Re: Ukemi's a little ruff
 
I felt the need to share...My ukemi tonight felt the best it has felt since I have been back....we were doing and iriminage variation and I was rolling with the greatest of ease, I owe alot to my partners who were throwing me very well and not treating me like a beginner like some fo the students seem to

Alec Corper 02-23-2006 03:21 AM

Re: Ukemi's a little ruff
 
No disrespect intended, but sometimes I think we forget that ukemi is about receiving your partners technique (energy) and handling that in an appropriate way. Learning to roll and take breakfalls is one obvious manifestation of that but it has developed a life of its own in Aikido unlike in any other Budo. Of course good ukemi is very nice to see, especially if tori is high ranked, it allows for faster, more vigorous techniques, good PR for Aikido effectiveness. BUT,,,,,
I wonder what uke is learning about the real reason (technically) for receiving tori's energy and technique, which is the possibility of reversal, of kaeshi waza. Mostly we get little opportunity to explore this dimension of Aikido without descending into competition fighting.

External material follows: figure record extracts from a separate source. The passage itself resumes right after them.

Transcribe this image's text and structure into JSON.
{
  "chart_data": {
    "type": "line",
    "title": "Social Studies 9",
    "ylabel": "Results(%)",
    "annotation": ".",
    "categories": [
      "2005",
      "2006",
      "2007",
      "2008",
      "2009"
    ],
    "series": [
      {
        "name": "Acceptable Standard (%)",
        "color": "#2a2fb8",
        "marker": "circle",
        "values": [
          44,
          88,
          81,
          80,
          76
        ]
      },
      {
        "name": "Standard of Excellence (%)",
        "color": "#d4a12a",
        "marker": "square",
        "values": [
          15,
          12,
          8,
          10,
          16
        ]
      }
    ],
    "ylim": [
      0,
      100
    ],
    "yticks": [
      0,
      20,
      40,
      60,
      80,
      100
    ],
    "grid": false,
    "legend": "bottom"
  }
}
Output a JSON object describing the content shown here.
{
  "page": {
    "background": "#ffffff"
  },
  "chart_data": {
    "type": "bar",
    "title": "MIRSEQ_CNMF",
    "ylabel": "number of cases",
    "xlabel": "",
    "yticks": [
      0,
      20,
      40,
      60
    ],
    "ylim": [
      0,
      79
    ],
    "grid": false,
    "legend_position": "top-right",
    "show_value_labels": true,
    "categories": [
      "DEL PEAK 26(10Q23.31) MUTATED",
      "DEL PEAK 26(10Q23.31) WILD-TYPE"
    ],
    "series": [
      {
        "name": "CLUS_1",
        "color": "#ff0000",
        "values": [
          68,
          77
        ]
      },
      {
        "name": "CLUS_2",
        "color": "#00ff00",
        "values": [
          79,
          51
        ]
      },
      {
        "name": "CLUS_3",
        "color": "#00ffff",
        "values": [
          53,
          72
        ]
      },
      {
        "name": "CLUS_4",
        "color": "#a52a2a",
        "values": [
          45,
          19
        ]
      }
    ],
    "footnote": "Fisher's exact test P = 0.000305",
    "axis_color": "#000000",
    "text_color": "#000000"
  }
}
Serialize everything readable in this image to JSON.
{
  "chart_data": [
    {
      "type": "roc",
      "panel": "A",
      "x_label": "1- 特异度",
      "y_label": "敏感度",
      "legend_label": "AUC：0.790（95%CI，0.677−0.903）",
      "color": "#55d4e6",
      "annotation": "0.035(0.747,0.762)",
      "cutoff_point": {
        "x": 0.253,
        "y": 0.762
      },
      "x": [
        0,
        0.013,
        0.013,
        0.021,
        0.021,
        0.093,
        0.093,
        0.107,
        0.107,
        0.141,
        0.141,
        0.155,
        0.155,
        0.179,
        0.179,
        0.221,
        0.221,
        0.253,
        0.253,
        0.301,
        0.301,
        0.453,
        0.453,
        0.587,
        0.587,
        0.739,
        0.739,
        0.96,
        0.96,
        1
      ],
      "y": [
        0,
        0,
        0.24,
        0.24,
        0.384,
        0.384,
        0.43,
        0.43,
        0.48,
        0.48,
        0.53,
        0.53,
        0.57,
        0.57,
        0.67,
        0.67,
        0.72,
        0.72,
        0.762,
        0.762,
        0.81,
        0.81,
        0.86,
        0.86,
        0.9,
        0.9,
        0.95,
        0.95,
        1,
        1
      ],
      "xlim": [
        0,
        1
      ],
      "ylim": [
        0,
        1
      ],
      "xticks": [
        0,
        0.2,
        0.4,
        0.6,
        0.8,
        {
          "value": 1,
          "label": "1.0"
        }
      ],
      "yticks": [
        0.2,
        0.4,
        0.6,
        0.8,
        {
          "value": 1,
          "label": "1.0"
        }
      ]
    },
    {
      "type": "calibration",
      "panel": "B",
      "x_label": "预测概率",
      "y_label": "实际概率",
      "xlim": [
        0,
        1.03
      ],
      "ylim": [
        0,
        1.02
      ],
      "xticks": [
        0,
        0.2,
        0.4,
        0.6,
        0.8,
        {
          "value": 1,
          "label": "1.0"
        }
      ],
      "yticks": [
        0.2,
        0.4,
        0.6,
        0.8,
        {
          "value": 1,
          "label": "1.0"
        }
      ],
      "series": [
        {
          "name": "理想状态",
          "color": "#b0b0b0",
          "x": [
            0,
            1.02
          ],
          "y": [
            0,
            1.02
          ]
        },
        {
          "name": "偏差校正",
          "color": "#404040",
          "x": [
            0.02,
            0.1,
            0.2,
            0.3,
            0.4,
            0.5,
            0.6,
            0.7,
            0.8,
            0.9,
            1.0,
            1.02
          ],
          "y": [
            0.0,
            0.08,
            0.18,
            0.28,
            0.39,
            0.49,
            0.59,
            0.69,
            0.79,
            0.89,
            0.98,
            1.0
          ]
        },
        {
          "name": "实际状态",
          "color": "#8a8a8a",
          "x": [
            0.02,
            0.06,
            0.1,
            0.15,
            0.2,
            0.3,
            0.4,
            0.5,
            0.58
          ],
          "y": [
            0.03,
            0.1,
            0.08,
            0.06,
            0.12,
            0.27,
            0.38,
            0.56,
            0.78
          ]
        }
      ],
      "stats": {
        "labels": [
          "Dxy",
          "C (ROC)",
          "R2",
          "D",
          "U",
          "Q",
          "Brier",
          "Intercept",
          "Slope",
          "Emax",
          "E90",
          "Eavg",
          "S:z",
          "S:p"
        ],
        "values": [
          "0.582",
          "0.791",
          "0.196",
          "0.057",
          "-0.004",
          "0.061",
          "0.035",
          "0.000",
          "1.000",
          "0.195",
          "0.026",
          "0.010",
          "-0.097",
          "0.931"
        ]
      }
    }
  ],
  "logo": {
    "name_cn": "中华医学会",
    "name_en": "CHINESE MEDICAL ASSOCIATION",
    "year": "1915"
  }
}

By the way before anyone jumps on me I don't mean that competitive practice is a descent, but that within Aikido, due to lack of practice, it usually is. If you can find the right partners, half speed, but committed, attacks can be explored in which the role of uke is not fixed. Both of you are trying to feel the other's intent, balance, suki, etc. Sometimes this leads to a fall, sometimes not, sometimes it would lead to groundwork, sometimes uke would become tori even after taking the fall.
IMHO always thinking about ukemi as falling breeds the wrong mindset for continuous development of Aikido as Budo.